Touchée en plein cœur par son discours, je baisse les yeux et réfléchis un instant. Pourquoi est-ce que je veux ce job en particulier ? Est-ce que c'est d'un lieu sécuritaire dont j'ai besoin ? Une immense amertume s'infiltre dans mes veines quand mon premier réflexe est d'abandonner. De me dire qu'une autre personne mérite sans doute sa place ici bien plus que moi. Pourtant, à la seconde où la voiture défoncée de Lucas, la pâleur d'Océane dans son lit d'hôpital, les noms de mes amis sur leur pierre tombale et l'image d'Axel qui saute du pont Mirabeau s'allument dans ma mémoire, je me rends compte que cette petite voix, celle qui m'affirme que je ne suis pas digne de l'aide qu'on me propose a tort. Complètement tort. Je ne suis pas juste la petite fille de l'amie d'enfance du patron de ce pub. Je suis cette gamine qui a tout perdu et qui ne sait plus comment se retrouver. Ce travail, ce n'est pas qu'une nouvelle expérience, c'est une chance énorme. C'est mon espoir, mon opportunité de me réconcilier avec mon existence. Et si ça, ce n'est pas une assez bonne raison pour faire partie de l'équipe de bras cassés de ce vieil homme généreux, alors je ne sais pas ce qui pourrait en être une.
Après un long silence, je finis par replonger mes prunelles dans celles de mon interlocuteur et opine avec plus de ténacité que je n'en ai eue jusque-là. Je suis prête. Je vais lui montrer que je vaux la peine qu'il me laisse le bénéfice du doute.
— Alors on recommence. Qui es-tu, Willow ?
Je fronce les sourcils, m'apprête à lui servir des banalités qui ne reflètent pas le moins du monde la réalité, mais fais immédiatement machine arrière. De la sincérité, il veut de la sincérité.
— Je ne sais pas, monsieur, murmuré-je. Et je crois que c'est pour ça que je veux... que j'ai besoin d'entrer dans la vie active : pour le découvrir.

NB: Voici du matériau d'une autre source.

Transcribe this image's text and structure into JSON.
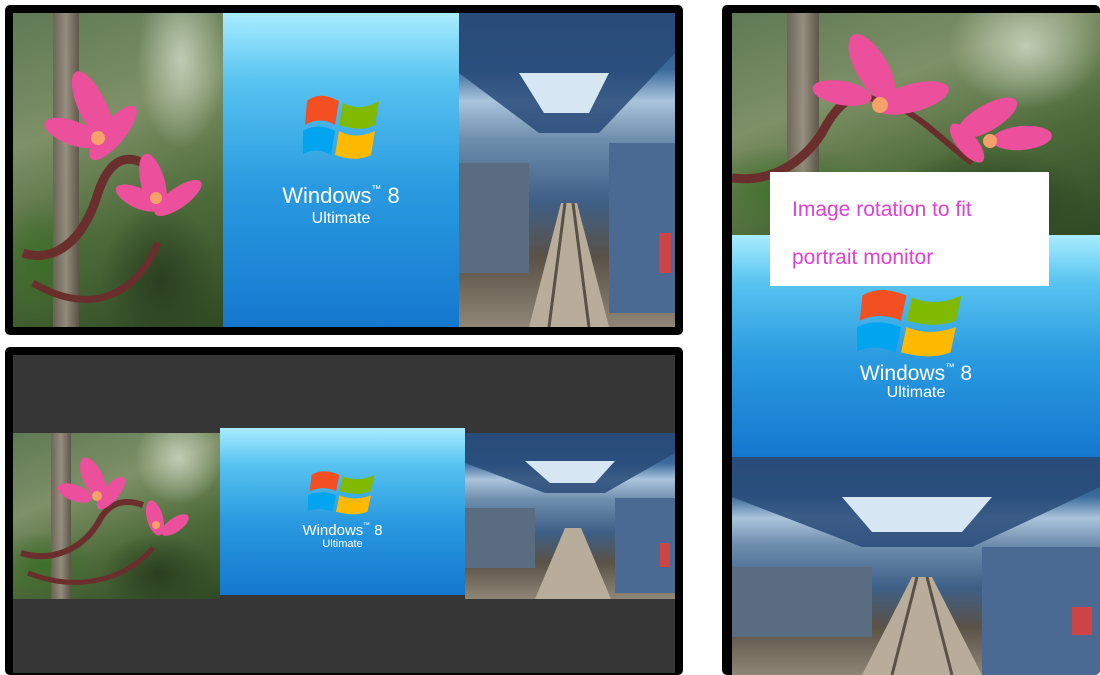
{
  "caption": {
    "line1": "Image rotation to fit",
    "line2": "portrait monitor",
    "color": "#e23fd5"
  },
  "windows_logo": {
    "brand": "Windows",
    "version": "8",
    "edition": "Ultimate"
  },
  "panels": [
    {
      "name": "landscape-fill",
      "tiles": [
        "flower",
        "windows",
        "train"
      ]
    },
    {
      "name": "landscape-letterbox",
      "tiles": [
        "flower",
        "windows",
        "train"
      ]
    },
    {
      "name": "portrait-rotated",
      "tiles": [
        "flower",
        "windows",
        "train"
      ]
    }
  ],
  "colors": {
    "bezel": "#000000",
    "letterbox": "#363636",
    "windows_blue": "#2a9be0"
  }
}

Un peu timide devant cette mise à nu inattendue, je déglutis, puis me racle la gorge mais Monsieur Langlois ne réagit pas. Il attend. Il m'écoute avec une attention qu'on m'a rarement accordée, et ça me fait du bien. Ça me redonne un peu d'énergie.
— Vous savez, depuis que je suis toute petite, j'ai toujours eu un chemin tout tracé devant moi. Je n'ai jamais eu à me demander qui j'étais, parce que c'était une évidence pour tout le monde. C'était une évidence pour ma famille, pour mes amis, pour mes coachs et même pour les journalistes. Je n'ai jamais été rien d'autre que Willow Hamilton, l'athlète médaillée. Et d'ailleurs, encore aujourd'hui, quand on me demande de parler de moi, les seuls trucs que je trouve à dire, c'est que je fais du sport. Mais je crois que maintenant, j'ai envie d'être plus que ça, de rencontrer cette fille que je vois dans le miroir et d'apprendre à la connaître vraiment. De savoir ce qu'elle veut quand personne ne la regarde, quand personne ne l'entraîne, quand personne ne la filme. Quand elle n'est plus la championne qui fait la une des journaux, mais juste la petite blonde qui danse toute seule dans sa chambre avec la musique à fond.
Attentif, le soixantenaire ne baisse le nez vers ses notes que lorsque j'ai terminé ma tirade. Il écrit deux, trois mots en vitesse puis se reconcentre sur moi comme si c'était tout ce qui comptait à ce moment-là. Comme si j'avais de l'importance.
— Pourquoi est-ce que tu veux travailler ici et pas dans un autre bar aux alentours de l'endroit où tu habites ?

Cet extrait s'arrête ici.